The wide availability of large data sets has increased the hope to address empirically major substantive questions. In the two cited examples, they are, for instance, the impact of electricity spot price on future contracts or the impact of the shift in fertility curve on economic growth. However, these new promising directions of research are also hampered by several major methodological obstacles. Classical methods of modeling and inference (such as, e.g. estimation by GLS) are not robust to a large increase in the dimension of the econometric model.

The goal of the present research program is to address a number of those methodological obstacles, in view of providing workable and theoretically justified econometric methods and efficient inferential tools. In particular, the program is organized around three interlocking aspects : the failure of stationarity in time series collection, the modelling of large dimensional
covariance matrices and the endogeneity of covariates in high dimensional regression.
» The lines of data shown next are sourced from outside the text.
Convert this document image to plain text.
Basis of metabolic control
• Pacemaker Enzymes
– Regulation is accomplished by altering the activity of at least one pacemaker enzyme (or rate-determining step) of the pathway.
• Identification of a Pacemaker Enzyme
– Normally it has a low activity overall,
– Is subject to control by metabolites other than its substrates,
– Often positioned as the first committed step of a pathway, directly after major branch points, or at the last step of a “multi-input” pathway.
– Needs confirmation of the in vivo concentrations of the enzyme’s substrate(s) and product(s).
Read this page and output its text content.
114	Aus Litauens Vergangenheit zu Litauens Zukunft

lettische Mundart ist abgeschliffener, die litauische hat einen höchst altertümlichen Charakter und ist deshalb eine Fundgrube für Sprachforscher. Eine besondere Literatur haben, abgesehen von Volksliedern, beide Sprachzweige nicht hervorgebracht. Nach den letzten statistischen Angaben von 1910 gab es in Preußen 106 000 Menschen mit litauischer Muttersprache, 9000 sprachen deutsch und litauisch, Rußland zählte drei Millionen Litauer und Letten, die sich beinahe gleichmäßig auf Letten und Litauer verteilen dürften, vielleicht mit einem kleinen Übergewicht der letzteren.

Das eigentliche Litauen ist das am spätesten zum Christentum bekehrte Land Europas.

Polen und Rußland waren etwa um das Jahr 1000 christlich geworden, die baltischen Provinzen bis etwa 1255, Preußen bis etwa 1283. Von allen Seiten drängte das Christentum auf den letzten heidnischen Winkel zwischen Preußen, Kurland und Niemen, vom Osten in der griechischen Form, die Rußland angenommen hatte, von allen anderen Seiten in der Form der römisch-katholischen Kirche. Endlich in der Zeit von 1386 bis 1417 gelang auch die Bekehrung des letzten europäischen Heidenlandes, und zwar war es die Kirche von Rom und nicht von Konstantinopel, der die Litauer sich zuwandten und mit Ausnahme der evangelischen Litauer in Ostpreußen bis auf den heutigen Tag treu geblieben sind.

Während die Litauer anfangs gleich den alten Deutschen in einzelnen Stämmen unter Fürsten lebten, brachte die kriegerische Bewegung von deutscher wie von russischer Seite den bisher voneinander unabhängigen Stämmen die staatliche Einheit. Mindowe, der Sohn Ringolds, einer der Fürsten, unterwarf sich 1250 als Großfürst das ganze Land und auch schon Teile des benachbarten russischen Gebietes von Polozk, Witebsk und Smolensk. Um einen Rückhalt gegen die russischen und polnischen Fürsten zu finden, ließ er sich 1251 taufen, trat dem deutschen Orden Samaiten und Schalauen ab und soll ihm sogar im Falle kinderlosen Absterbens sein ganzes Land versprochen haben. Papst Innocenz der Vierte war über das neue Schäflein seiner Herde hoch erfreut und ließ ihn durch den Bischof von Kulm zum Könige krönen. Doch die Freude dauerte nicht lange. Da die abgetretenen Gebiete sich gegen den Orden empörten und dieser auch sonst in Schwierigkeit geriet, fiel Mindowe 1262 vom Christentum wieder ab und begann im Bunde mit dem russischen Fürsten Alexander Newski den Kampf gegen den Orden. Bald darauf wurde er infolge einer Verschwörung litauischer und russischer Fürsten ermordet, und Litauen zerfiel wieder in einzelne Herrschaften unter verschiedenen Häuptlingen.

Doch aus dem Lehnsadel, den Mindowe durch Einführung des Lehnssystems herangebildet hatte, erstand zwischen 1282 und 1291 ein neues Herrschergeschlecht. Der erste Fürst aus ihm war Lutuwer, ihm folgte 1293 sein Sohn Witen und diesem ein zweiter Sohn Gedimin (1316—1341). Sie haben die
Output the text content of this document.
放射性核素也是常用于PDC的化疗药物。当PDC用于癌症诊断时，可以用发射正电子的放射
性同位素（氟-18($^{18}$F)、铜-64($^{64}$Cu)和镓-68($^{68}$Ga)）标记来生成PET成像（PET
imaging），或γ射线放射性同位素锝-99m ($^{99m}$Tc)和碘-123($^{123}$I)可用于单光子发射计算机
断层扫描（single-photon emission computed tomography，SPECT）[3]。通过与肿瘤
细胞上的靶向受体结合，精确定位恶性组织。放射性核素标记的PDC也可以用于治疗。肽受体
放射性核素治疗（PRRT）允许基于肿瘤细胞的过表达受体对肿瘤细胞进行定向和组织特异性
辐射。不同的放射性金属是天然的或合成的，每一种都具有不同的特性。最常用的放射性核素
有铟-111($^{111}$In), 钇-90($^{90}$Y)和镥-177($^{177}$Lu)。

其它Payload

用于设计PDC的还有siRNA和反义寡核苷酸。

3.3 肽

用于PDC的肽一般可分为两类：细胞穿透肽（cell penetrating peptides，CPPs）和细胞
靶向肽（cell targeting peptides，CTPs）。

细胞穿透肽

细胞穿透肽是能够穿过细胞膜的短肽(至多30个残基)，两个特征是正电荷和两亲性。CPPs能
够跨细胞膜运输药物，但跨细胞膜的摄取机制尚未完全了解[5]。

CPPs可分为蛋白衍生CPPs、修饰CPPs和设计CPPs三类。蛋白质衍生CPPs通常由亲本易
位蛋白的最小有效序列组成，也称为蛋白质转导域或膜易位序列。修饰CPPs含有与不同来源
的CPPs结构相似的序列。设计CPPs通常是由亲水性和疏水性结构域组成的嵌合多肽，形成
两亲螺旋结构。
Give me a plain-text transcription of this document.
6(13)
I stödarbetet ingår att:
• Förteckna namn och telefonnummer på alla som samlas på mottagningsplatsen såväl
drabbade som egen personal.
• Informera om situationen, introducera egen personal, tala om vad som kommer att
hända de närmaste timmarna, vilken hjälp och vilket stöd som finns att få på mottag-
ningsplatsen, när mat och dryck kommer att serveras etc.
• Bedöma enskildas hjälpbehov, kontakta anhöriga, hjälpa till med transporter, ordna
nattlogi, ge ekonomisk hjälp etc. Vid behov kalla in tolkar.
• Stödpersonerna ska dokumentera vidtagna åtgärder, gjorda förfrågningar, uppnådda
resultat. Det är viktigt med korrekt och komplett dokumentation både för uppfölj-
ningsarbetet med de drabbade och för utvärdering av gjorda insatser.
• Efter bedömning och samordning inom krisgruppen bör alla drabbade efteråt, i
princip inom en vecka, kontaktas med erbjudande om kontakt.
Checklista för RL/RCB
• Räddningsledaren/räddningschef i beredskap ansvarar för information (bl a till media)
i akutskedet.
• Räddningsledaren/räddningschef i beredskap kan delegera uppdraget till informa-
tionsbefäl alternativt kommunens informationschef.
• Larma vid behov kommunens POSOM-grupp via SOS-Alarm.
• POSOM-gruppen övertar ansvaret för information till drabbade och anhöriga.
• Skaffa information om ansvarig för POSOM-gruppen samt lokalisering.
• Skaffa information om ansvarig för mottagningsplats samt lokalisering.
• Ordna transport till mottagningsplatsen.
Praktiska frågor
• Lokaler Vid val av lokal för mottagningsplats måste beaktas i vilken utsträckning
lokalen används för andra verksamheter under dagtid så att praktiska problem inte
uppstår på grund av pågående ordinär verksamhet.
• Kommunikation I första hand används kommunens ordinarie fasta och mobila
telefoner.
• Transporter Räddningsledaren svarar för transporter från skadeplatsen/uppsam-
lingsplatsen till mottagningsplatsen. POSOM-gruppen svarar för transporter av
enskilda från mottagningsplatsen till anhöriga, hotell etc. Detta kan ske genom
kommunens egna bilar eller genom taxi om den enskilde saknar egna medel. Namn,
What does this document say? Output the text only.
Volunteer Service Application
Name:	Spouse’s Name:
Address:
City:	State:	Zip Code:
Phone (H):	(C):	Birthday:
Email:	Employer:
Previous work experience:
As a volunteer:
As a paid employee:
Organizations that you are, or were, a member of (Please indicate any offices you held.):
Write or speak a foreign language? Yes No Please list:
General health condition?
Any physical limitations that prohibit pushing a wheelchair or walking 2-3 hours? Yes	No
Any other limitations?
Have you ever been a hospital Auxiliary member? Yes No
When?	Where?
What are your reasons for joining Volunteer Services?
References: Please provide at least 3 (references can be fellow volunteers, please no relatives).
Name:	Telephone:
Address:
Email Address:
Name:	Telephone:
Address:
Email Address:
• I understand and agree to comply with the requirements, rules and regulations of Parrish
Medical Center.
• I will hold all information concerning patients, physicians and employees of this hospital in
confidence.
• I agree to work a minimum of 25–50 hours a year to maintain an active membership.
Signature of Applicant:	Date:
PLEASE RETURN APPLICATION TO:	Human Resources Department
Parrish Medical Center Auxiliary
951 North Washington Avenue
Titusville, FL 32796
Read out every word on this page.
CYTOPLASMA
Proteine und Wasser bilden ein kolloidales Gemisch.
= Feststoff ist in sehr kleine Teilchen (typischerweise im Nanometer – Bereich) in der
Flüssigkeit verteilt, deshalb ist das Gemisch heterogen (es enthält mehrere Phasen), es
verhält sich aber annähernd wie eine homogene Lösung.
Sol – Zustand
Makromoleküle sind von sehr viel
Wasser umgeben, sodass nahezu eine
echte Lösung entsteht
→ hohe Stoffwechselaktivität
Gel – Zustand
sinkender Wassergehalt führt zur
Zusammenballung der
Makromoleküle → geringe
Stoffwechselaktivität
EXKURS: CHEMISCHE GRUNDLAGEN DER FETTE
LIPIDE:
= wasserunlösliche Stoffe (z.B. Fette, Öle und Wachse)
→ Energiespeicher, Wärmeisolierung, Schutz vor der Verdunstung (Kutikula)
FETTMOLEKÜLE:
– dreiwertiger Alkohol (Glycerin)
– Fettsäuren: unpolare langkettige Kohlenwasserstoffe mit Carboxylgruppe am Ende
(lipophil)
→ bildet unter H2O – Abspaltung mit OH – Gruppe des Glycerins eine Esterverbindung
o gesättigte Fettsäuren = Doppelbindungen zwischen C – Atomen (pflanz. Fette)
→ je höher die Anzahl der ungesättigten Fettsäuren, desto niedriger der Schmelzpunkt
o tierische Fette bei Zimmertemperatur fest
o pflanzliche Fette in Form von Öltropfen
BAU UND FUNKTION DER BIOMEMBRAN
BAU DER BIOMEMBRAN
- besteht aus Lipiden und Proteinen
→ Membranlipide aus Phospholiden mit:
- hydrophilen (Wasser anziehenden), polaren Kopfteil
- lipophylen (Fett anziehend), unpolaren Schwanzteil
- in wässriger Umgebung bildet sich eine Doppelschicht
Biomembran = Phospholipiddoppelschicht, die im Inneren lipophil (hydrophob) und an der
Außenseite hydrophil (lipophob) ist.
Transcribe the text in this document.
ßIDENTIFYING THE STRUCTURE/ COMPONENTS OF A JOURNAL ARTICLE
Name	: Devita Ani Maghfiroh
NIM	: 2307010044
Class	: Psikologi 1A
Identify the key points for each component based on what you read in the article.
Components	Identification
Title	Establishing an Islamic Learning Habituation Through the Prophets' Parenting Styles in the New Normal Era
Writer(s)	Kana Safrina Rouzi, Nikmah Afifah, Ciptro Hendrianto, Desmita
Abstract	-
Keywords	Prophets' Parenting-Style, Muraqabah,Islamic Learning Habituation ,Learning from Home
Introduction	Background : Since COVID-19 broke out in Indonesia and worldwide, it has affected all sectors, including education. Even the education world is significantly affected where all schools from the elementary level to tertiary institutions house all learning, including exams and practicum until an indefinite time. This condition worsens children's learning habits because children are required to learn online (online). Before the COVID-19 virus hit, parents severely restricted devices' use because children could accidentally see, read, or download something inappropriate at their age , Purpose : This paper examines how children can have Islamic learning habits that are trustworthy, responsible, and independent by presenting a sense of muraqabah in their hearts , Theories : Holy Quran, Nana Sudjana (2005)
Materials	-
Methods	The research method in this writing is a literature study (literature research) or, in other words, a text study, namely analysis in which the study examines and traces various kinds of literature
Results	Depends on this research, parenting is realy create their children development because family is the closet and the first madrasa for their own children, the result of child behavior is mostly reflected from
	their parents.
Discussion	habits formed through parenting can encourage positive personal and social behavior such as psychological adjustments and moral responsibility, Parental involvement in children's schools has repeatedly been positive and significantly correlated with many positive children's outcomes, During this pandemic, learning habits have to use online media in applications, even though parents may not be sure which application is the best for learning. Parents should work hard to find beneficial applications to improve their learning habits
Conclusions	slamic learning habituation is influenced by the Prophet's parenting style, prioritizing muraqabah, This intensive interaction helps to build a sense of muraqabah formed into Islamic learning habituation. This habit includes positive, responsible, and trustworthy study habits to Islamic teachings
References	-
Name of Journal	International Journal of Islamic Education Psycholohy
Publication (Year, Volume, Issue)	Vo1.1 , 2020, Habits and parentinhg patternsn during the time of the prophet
Optimal Fertility, Health and Education in Market Economies

Coordinator: Julio Dávila (CORE, UCL)
Date: 01/07/2013 - 30/06/2018
Project: PDR

The proposed research aims at identifying policies that allow improving the steady state efficiency and welfare upon the laissez-faire market outcome. This is achieved exploiting the externalities existing between the households' decisions on savings, fertility, health, and education on their own incomes at the aggregate level. Such externalities are disregarded by households at the market equilibrium under laissez-faire, which creates room for improvement through policy intervention.